Ah, pálinka… A Hungarian specialty. Most people think this fruit brandy is just too sweet, but boy I couldn’t get enough. My favorite flavor was the apricot, which incidentally is called Barack. I picked up a bottle of this, as well as the plum variety, to share with my dad in Paris in 2 weeks. In my hostel was a 51 year old Iranian woman named Banash. She kept me and the Spanish couple in our room fascinated with her travel adventures from around the world. One night she and I went out for pálinka, beers, and some live local music. And then there were the souvenirs… the only time in Europe I bought that much stuff, but all those handmade crafts! I was like a sitting duck, and I can’t say I’m sorry about it. All in all, it was a very laid back time in Budapest.

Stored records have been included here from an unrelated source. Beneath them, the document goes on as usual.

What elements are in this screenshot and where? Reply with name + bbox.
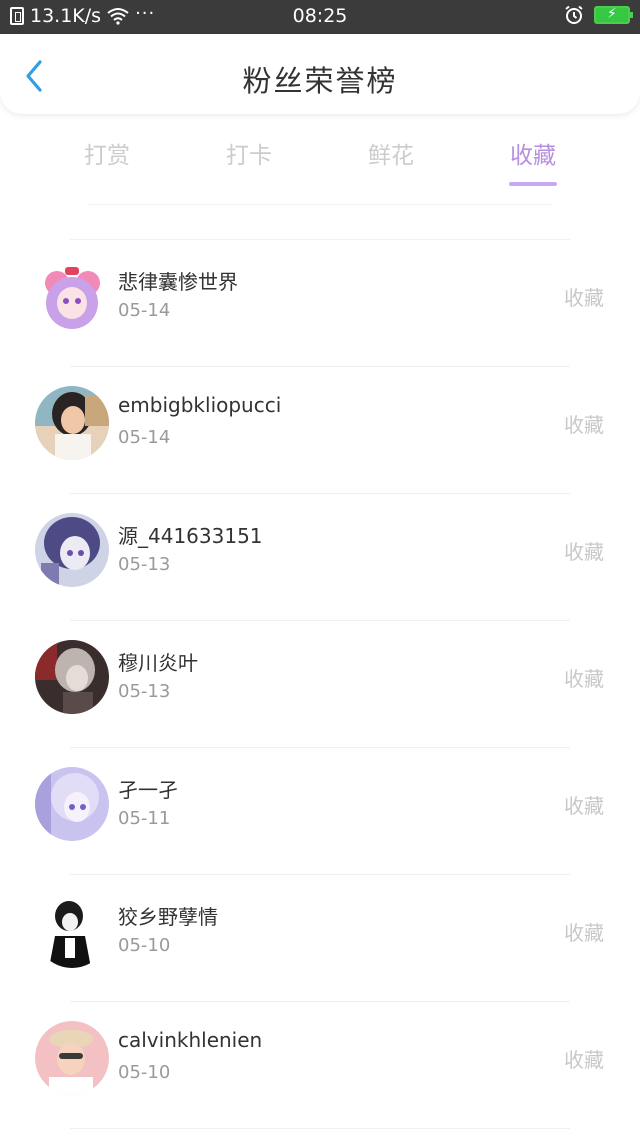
tab-bar: 打赏 打卡 鲜花 收藏: [0, 130, 640, 190]
fan-date: 05-13: [118, 554, 171, 575]
anime-purple-avatar[interactable]: [35, 513, 109, 587]
fan-name: 悲律囊惨世界: [118, 270, 238, 294]
fan-name: 源_441633151: [118, 524, 263, 548]
list-item[interactable]: 源_441633151 05-13 收藏: [0, 494, 640, 621]
tab-checkin[interactable]: 打卡: [199, 136, 299, 170]
tab-flowers[interactable]: 鲜花: [341, 136, 441, 170]
fan-name: 孑一孑: [118, 778, 178, 802]
fan-name: embigbkliopucci: [118, 393, 282, 417]
status-bar: 13.1K/s ··· 08:25 ⚡: [0, 0, 640, 34]
fan-date: 05-14: [118, 300, 171, 321]
tab-favorites[interactable]: 收藏: [483, 136, 583, 186]
dark-anime-avatar[interactable]: [35, 640, 109, 714]
fan-date: 05-11: [118, 808, 171, 829]
anime-girl-pink-avatar[interactable]: [35, 259, 109, 333]
fan-date: 05-13: [118, 681, 171, 702]
fan-date: 05-14: [118, 427, 171, 448]
status-right: ⚡: [564, 5, 633, 25]
photo-girl-avatar[interactable]: [35, 386, 109, 460]
list-item[interactable]: 悲律囊惨世界 05-14 收藏: [0, 240, 640, 367]
fan-name: 穆川炎叶: [118, 651, 198, 675]
fan-date: 05-10: [118, 935, 171, 956]
favorite-action[interactable]: 收藏: [564, 790, 604, 819]
tab-favorites-label: 收藏: [510, 143, 556, 169]
tab-reward[interactable]: 打赏: [57, 136, 157, 170]
list-item[interactable]: embigbkliopucci 05-14 收藏: [0, 367, 640, 494]
fan-date: 05-10: [118, 1062, 171, 1083]
favorite-action[interactable]: 收藏: [564, 282, 604, 311]
favorite-action[interactable]: 收藏: [564, 536, 604, 565]
active-tab-indicator: [509, 182, 557, 186]
list-item[interactable]: calvinkhlenien 05-10 收藏: [0, 1002, 640, 1129]
favorite-action[interactable]: 收藏: [564, 663, 604, 692]
favorite-action[interactable]: 收藏: [564, 409, 604, 438]
anime-lilac-avatar[interactable]: [35, 767, 109, 841]
alarm-icon: [565, 5, 583, 24]
favorite-action[interactable]: 收藏: [564, 917, 604, 946]
list-item[interactable]: 狡乡野孽情 05-10 收藏: [0, 875, 640, 1002]
photo-boy-avatar[interactable]: [35, 1021, 109, 1095]
status-time: 08:25: [292, 5, 348, 27]
divider: [88, 204, 552, 205]
header-bar: 粉丝荣誉榜: [0, 34, 640, 114]
page-title: 粉丝荣誉榜: [242, 64, 398, 98]
battery-charging-icon: ⚡: [594, 6, 633, 24]
list-item[interactable]: 穆川炎叶 05-13 收藏: [0, 621, 640, 748]
favorite-action[interactable]: 收藏: [564, 1044, 604, 1073]
row-divider: [70, 1128, 570, 1129]
list-item[interactable]: 孑一孑 05-11 收藏: [0, 748, 640, 875]
fan-name: calvinkhlenien: [118, 1028, 263, 1052]
sketch-boy-avatar[interactable]: [35, 894, 109, 968]
fan-name: 狡乡野孽情: [118, 905, 218, 929]
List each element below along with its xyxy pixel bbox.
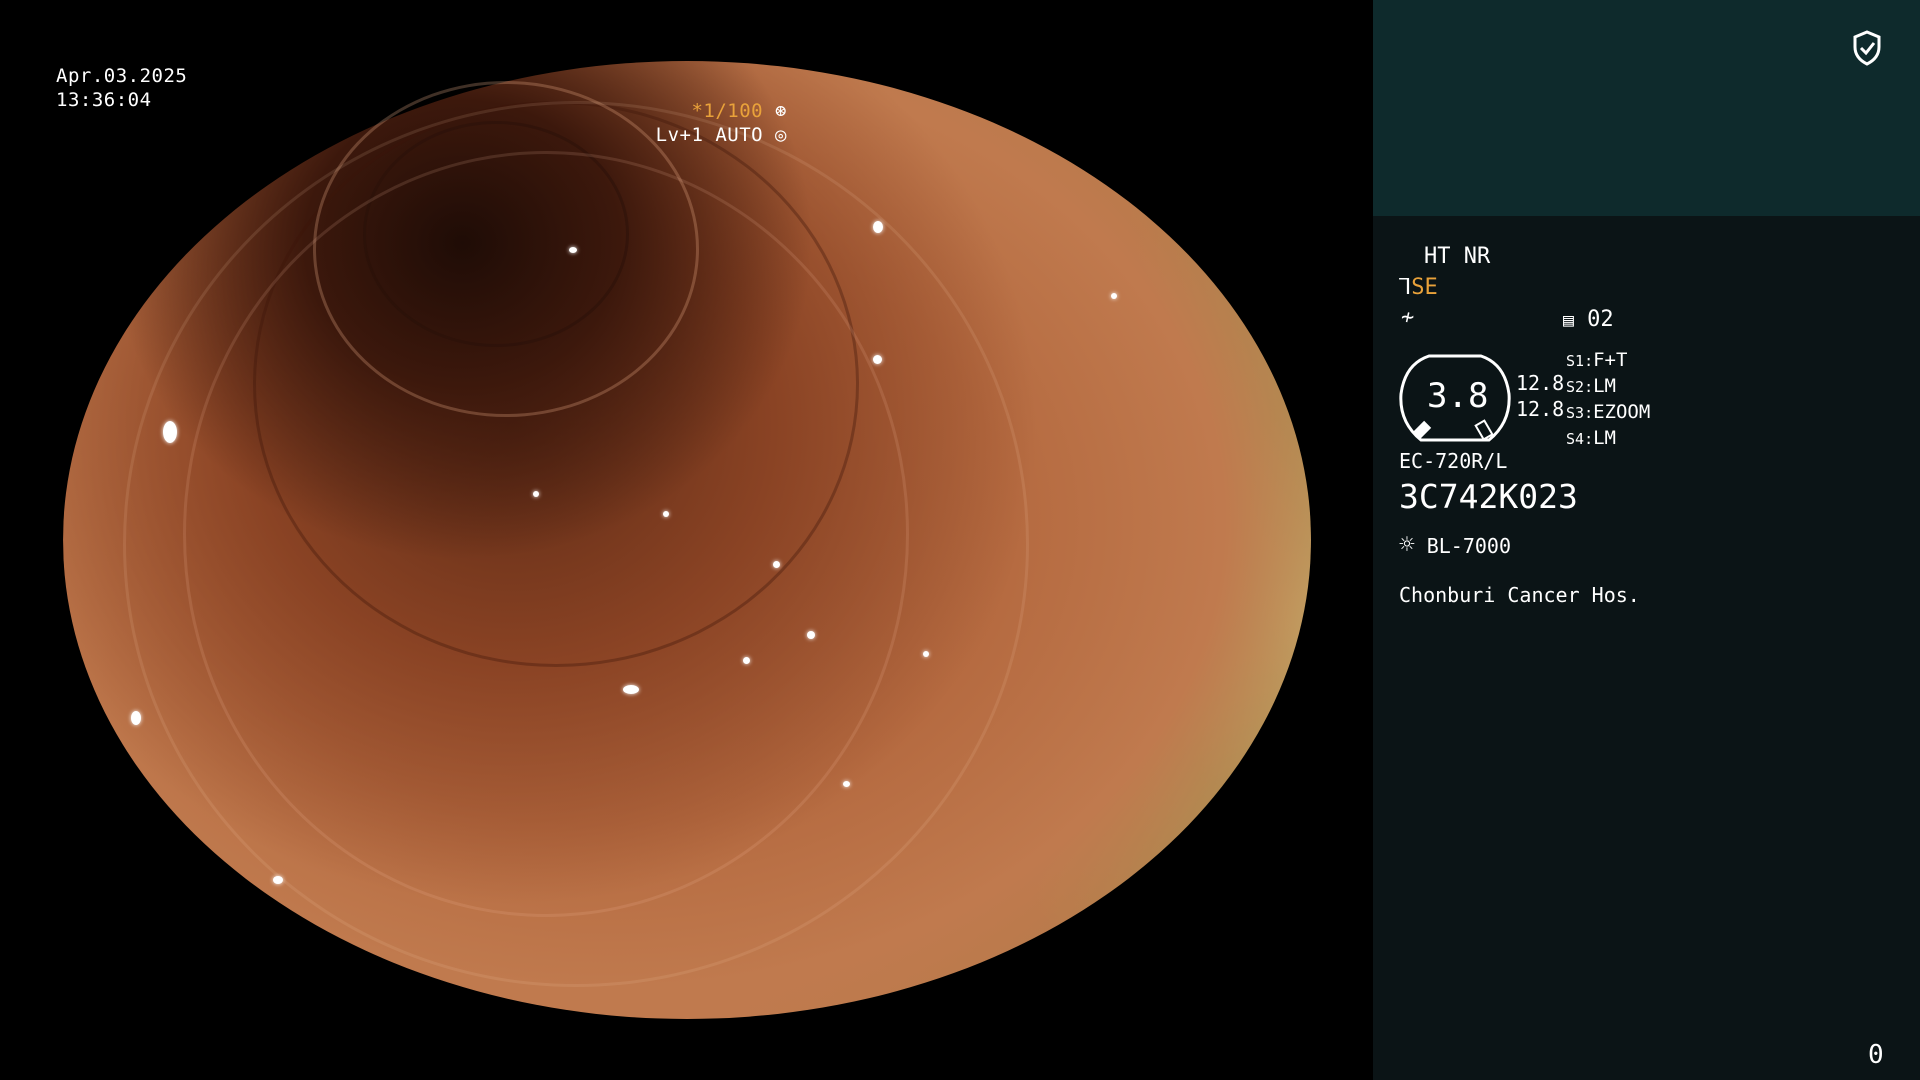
switch-value: F+T	[1593, 349, 1628, 371]
switch-row: S3:EZOOM	[1566, 401, 1651, 423]
switch-list: S1:F+T S2:LM S3:EZOOM S4:LM	[1566, 348, 1650, 452]
shutter-row: *1/100 ⊛	[656, 99, 787, 123]
iris-icon: ◎	[775, 124, 787, 146]
time-label: 13:36:04	[56, 89, 152, 111]
endoscope-video-area: Apr.03.2025 13:36:04 *1/100 ⊛ Lv+1 AUTO …	[0, 0, 1373, 1080]
scope-serial: 3C742K023	[1399, 477, 1578, 516]
record-number: 02	[1587, 307, 1614, 332]
switch-key: S3	[1566, 404, 1585, 422]
frame-counter: 0	[1868, 1040, 1884, 1070]
scope-tip-icon: ⅂	[1399, 275, 1412, 300]
aperture-icon: ⊛	[775, 100, 787, 122]
switch-key: S4	[1566, 430, 1585, 448]
switch-row: S1:F+T	[1566, 349, 1628, 371]
endoscope-image	[63, 61, 1311, 1019]
panel-header	[1373, 0, 1920, 216]
shutter-value: *1/100	[691, 100, 764, 122]
light-source-row: ☼ BL-7000	[1399, 532, 1511, 559]
record-row: ▤ 02	[1563, 307, 1614, 334]
light-source-icon: ☼	[1399, 530, 1415, 560]
switch-key: S2	[1566, 378, 1585, 396]
scope-model: EC-720R/L	[1399, 449, 1508, 473]
shield-check-icon	[1853, 30, 1881, 66]
level-row: Lv+1 AUTO ◎	[656, 123, 787, 147]
date-label: Apr.03.2025	[56, 65, 188, 87]
gauge-right-1: 12.8	[1516, 371, 1565, 395]
switch-value: EZOOM	[1593, 401, 1651, 423]
gauge-right-values: 12.8 12.8	[1516, 370, 1564, 422]
se-row: ⅂SE	[1399, 275, 1438, 301]
freeze-icon: ≁	[1401, 305, 1415, 330]
light-source-label: BL-7000	[1426, 534, 1511, 558]
gauge-right-2: 12.8	[1516, 397, 1565, 421]
mode-line: HT NR	[1424, 244, 1491, 269]
switch-value: LM	[1593, 375, 1616, 397]
switch-row: S2:LM	[1566, 375, 1616, 397]
se-label: SE	[1411, 275, 1438, 300]
date-time: Apr.03.2025 13:36:04	[56, 64, 187, 112]
hospital-name: Chonburi Cancer Hos.	[1399, 583, 1640, 607]
switch-key: S1	[1566, 352, 1585, 370]
level-value: Lv+1 AUTO	[655, 124, 764, 146]
switch-row: S4:LM	[1566, 427, 1616, 449]
exposure-info: *1/100 ⊛ Lv+1 AUTO ◎	[656, 99, 787, 147]
record-icon: ▤	[1563, 310, 1574, 331]
switch-value: LM	[1593, 427, 1616, 449]
gauge-value: 3.8	[1427, 376, 1489, 416]
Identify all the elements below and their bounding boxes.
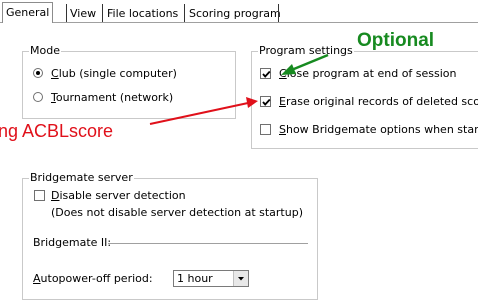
close-program-label[interactable]: Close program at end of session: [279, 67, 457, 80]
acblscore-annotation: sing ACBLscore: [0, 121, 114, 141]
club-label-text: lub (single computer): [58, 67, 177, 80]
tab-strip: General View File locations Scoring prog…: [0, 0, 478, 23]
autopower-dropdown[interactable]: 1 hour: [173, 270, 249, 287]
tab-general-label: General: [6, 6, 50, 19]
program-settings-title: Program settings: [258, 44, 354, 57]
tab-view-label: View: [70, 7, 97, 20]
disable-server-detection-checkbox[interactable]: [34, 190, 45, 201]
chevron-down-icon: [238, 277, 244, 281]
autopower-label-text: utopower-off period:: [40, 272, 153, 285]
tab-file-locations-label: File locations: [107, 7, 179, 20]
checkmark-icon: [262, 70, 271, 78]
tab-separator: [102, 4, 103, 22]
tab-general[interactable]: General: [2, 2, 54, 23]
tab-separator: [184, 4, 185, 22]
tournament-label-text: ournament (network): [55, 91, 174, 104]
club-radio[interactable]: [33, 68, 43, 78]
autopower-value: 1 hour: [177, 272, 213, 285]
bridgemate-ii-heading: Bridgemate II:: [33, 236, 112, 249]
close-program-checkbox[interactable]: [260, 68, 271, 79]
autopower-label: Autopower-off period:: [33, 272, 153, 285]
divider: [108, 243, 308, 244]
bridgemate-server-title: Bridgemate server: [29, 171, 134, 184]
show-bridgemate-text: how Bridgemate options when starting: [285, 123, 478, 136]
tab-scoring-program-label: Scoring program: [189, 7, 281, 20]
tab-scoring-program[interactable]: Scoring program: [186, 6, 284, 22]
tab-baseline: [0, 22, 478, 23]
dropdown-button[interactable]: [233, 271, 248, 286]
tab-view[interactable]: View: [67, 6, 99, 22]
disable-server-text: isable server detection: [59, 189, 186, 202]
optional-annotation: Optional: [357, 30, 435, 51]
mode-groupbox: [22, 51, 236, 119]
tab-file-locations[interactable]: File locations: [104, 6, 181, 22]
close-program-text: lose program at end of session: [286, 67, 457, 80]
tournament-radio-label[interactable]: Tournament (network): [51, 91, 173, 104]
checkmark-icon: [262, 98, 271, 106]
show-bridgemate-label[interactable]: Show Bridgemate options when starting: [279, 123, 478, 136]
mode-group-title: Mode: [29, 44, 61, 57]
server-detection-note: (Does not disable server detection at st…: [51, 206, 303, 219]
erase-records-checkbox[interactable]: [260, 96, 271, 107]
radio-selected-dot: [36, 71, 40, 75]
tab-separator: [278, 4, 279, 22]
erase-records-text: rase original records of deleted scores: [285, 95, 478, 108]
disable-server-detection-label[interactable]: Disable server detection: [51, 189, 186, 202]
tournament-radio[interactable]: [33, 92, 43, 102]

I got up one morning and decided to split town, so I took a train south to Pécs. This is going to be the European Cultural Capital of 2010, so I figured I had to check it out before it became jaded from fame. I met a German girl on the bus to the hostel, and there we picked up an English guy, and the three of us headed out for some grub. I finally had some gulas, and the restaurant gave us all free shots of pálinka with our beers. Can you see where this is going? Afterwards Anna, Alan, and I went to a bar recommended by our hostel receptionist. When we walked in he was sitting at the bar, happy that we took his advice. Time for more pálinkas, the bartender’s favorite. Then Anna suggested that Alan and I try Unicom. It’s another Hungarian thing, and I can’t really describe it as anything but horrible. Beers immediately followed to wash out the taste. A few hours later the three of us stumbled back to the hostel while the receptionist stayed behind to hold down the bar.

feast

The next day we did some exploring. Pécs is a small town, so there wasn’t much to do besides relax. After Anna headed off in her own direction, Alan and I grabbed 2 bottles of Hungarian wine and a frozen pizza and camped out on the balcony of our room. There was one other guest in another room, and the receptionist had disappeared again, so we blasted the Hungarian jazz and drank the night away. The resulting hang-over of 2 nights’ drinking was whiled away on an ancient Communist train through Hungary, across Croatia, and finally into Ljubljana around 3 AM.

So after a few hours’ sleep I headed out this morning into the bright Slovenian morning. I wandered around the center of this little city (about 240,000 people) and was about to grab a sandwich when I heard some music coming off the street. A group of 7 Hare Krishnas were strolling down the pedestrian streets, singing, playing an accordian, beating on drums, tinkling tinklers, and handing out literature. Now, there are two lessons I’ve learned well in my life. Number 1 comes from traveling, and that is to never pass up an opportunity, because even if the opportunity is still there tomorrow you may not be. Number 2 comes from growing up in New Orleans: When you see a parade of happy musicians coming your way, you join in. So we all made our way dancing and singing through the streets, drawing stares, smiles, and lots of people looking away embarassed. I was the only one not dressed up as a Hare Krishna, but I enjoyed my special walking tour of the city. Eventually we ended up at the temple, where the music continued and the dancing got good.

You can’t be a good dancer on an empty stomach, so next came my favorite part of the Hare Krishna, that delicious vegetarian meal. Today’s lunch was speghetti made by one of the devotees (and I mean he did more than boil the water) and it was all organic. I whiled away a couple hours at a picnic table with my host Petra and some of the other Kirshna ladies. Tomorrow they’ve asked me to return for another program and meal, and afterwards I will go north to Lake Bled, hopefully getting a ride from one of the devotees. Ooh yeah.

So Ljubljana is a nice little city. It’s very green–the huge park with open fields, the trees everywhere, and even the river is emerald. I had a great afternoon walking around enjoying the weather, passing street musicians and a couple weddings. I bought some new pants since my last pair split a few days ago, completely worn out. There was a plate of crispy calamari in there somewhere. And coming up next is a bar with a rock band. And I guess a drink or two.